In the movie’s funniest scene, she feigns wild, noisy sex with Brandon (Dan Byrd), a persecuted gay student, at a party at which the guests crowd around the door to listen to their faked S-and-M high jinks. Among the school’s mostly virginal boys, Brandon emerges as a heroic stud. Seeking similar redemption, assorted nerds accost Olive and beg her to give them manly credibility by hearsay. She agrees to help them for a price, without actually sleeping with them.

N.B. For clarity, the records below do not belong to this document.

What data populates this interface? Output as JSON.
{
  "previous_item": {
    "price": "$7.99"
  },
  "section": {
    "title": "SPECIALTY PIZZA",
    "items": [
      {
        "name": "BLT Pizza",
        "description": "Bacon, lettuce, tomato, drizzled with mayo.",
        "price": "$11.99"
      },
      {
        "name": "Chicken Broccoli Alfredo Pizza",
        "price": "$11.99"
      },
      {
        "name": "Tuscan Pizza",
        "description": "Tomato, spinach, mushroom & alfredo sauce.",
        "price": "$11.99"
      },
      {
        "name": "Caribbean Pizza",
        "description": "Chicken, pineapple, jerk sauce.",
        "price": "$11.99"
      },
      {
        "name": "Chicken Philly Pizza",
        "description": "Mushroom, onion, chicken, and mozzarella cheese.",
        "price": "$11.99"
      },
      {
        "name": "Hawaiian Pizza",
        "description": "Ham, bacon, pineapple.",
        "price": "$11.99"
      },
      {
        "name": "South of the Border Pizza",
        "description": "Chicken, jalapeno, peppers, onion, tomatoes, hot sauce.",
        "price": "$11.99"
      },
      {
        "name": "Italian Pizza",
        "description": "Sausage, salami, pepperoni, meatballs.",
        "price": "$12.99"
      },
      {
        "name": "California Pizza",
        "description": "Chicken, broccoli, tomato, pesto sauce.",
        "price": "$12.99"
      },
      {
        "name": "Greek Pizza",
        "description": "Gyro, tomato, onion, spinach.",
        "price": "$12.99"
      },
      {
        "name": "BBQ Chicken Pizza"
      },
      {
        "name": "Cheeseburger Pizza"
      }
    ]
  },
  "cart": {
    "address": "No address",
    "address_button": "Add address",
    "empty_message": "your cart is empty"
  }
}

I’m not sure contemporary high school students, who are more sexually experienced than the film’s teenagers, will buy “Easy A,” although its tech-savvy vision of teenage life in the age of texting and Twitter posts is up to the minute. Mean-girl cults and bullies are a lot more menacing in the real world than as portrayed in “Easy A,” in which actual cruelty is mostly a game in which no one gets seriously hurt. Plus, “Easy A” has a perfect prince in waiting for Olive in Woodchuck Todd (Penn Badgley), who was her crush in eighth grade. (Ms. Stone and Mr. Badgley, incidentally, are in their early 20s and look it.)

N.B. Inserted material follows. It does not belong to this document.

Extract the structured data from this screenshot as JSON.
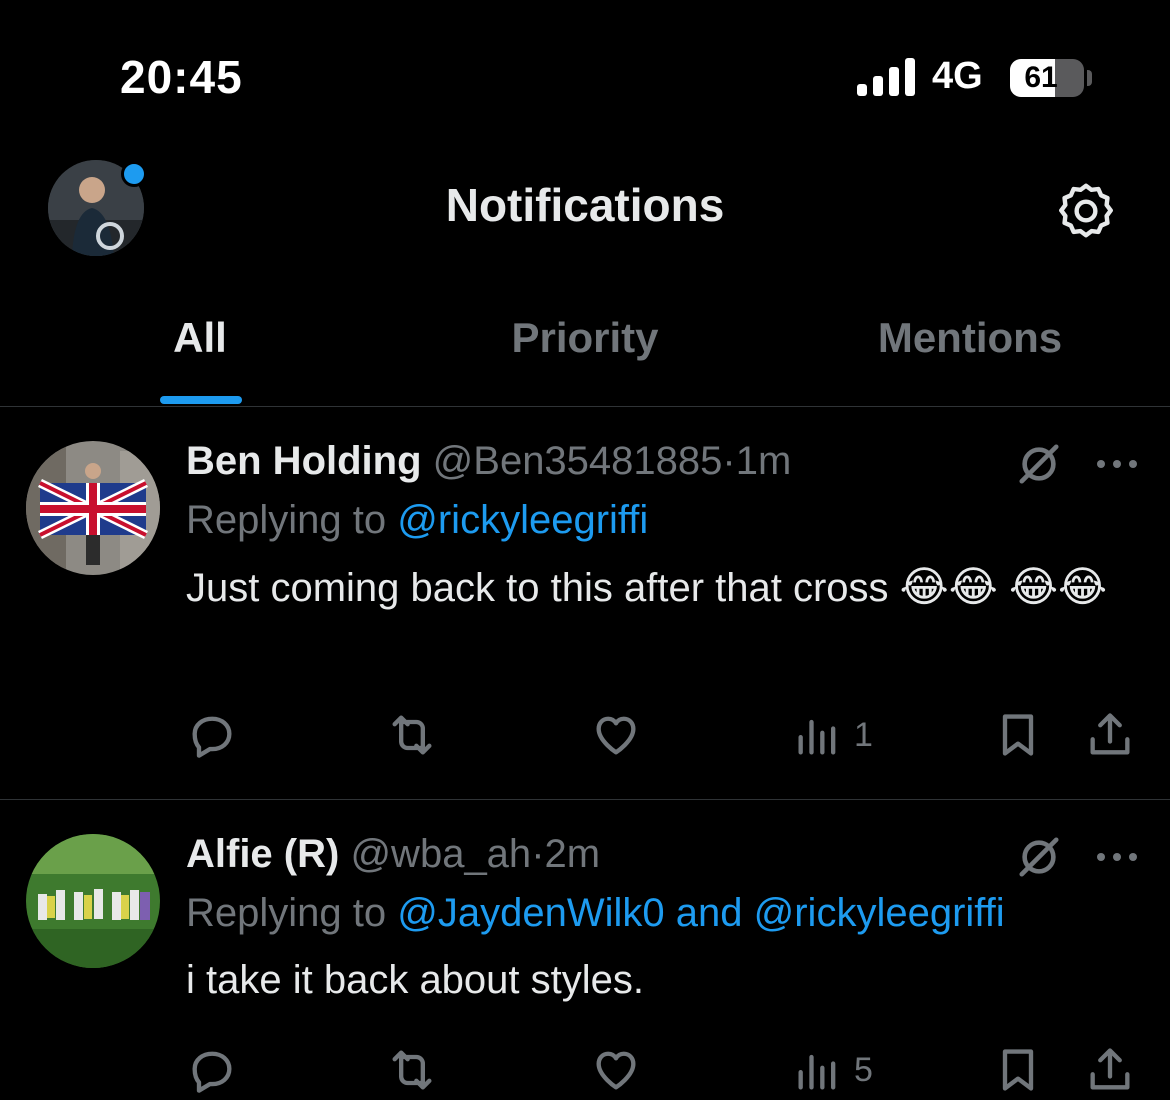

The subplots in “Easy A” throw in some awkward curves. Olive’s parents, Dill (Stanley Tucci) and Rosemary (Patricia Clarkson), are laissez-faire hippies who completely trust their daughter and sail through the movie as if they were savoring an amusing private joke.

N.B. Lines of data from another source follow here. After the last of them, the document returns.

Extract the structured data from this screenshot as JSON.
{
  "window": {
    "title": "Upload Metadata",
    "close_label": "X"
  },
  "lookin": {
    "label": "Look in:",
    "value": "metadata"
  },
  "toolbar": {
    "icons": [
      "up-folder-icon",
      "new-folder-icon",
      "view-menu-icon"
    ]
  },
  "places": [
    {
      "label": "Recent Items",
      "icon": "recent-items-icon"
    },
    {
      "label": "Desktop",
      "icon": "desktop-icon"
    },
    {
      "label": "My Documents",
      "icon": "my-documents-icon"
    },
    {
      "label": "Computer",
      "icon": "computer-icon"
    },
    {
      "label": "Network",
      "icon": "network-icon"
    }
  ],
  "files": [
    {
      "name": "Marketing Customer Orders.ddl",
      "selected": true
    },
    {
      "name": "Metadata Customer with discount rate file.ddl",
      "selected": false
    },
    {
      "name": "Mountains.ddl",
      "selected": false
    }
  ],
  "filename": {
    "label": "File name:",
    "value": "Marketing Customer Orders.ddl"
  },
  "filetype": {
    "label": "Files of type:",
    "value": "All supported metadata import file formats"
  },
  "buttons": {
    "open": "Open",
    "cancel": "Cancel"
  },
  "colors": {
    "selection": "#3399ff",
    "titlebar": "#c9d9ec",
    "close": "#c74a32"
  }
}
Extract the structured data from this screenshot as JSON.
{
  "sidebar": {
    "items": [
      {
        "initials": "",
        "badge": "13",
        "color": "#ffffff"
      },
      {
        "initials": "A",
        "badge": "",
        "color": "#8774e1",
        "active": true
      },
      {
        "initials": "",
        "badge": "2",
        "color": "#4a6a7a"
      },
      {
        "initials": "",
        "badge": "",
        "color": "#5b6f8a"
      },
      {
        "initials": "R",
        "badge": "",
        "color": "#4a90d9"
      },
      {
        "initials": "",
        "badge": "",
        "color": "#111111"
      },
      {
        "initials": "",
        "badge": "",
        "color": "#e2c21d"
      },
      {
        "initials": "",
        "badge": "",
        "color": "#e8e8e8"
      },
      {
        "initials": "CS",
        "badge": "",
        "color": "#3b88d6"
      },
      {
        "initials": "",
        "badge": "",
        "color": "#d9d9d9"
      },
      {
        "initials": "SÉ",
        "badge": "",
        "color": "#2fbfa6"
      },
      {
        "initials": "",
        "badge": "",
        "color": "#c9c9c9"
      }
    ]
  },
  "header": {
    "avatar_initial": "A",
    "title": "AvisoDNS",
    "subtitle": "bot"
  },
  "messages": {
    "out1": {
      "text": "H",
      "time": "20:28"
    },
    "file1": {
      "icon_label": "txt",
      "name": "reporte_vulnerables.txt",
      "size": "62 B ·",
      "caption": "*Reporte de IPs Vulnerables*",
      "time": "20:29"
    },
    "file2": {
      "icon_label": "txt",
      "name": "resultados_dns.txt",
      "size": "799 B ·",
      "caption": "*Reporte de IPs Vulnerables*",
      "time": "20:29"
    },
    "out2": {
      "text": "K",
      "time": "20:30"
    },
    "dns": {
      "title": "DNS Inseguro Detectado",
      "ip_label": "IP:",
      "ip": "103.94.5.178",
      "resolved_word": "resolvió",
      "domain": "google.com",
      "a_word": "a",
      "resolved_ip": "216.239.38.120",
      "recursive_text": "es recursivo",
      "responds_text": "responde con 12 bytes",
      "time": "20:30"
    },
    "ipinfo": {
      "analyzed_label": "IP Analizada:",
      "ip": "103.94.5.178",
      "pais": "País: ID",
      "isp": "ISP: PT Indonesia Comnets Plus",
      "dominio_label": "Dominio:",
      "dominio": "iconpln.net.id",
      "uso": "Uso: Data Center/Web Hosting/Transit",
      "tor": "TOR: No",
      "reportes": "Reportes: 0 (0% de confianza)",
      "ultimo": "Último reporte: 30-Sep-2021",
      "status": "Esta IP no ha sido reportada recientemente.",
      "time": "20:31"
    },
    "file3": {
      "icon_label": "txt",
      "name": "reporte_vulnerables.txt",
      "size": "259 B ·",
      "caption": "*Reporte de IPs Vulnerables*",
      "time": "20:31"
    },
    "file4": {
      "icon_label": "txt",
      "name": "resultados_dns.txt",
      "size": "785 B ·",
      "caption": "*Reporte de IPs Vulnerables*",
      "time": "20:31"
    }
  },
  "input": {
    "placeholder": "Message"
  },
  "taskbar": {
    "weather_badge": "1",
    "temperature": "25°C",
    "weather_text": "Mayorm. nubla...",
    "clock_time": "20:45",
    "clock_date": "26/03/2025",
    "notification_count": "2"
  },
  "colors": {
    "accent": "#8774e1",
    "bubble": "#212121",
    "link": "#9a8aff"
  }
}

The one discordant note that can’t be laughed off is the soured marriage of Olive’s English teacher (Thomas Haden Church) and the school guidance counselor (Lisa Kudrow), who gives a venereal disease to a handsome Christian student (Cam Gigandet). Never mind that the student, who is so dumb that he hasn’t graduated in four years, has reached the age of consent. The joke is a cheap shot tossed into a movie that, for all its hip posturing, is fundamentally and safely puritanical. “Easy A” is rated PG-13 (Parents strongly cautioned). It has strong language and a prurient attitude.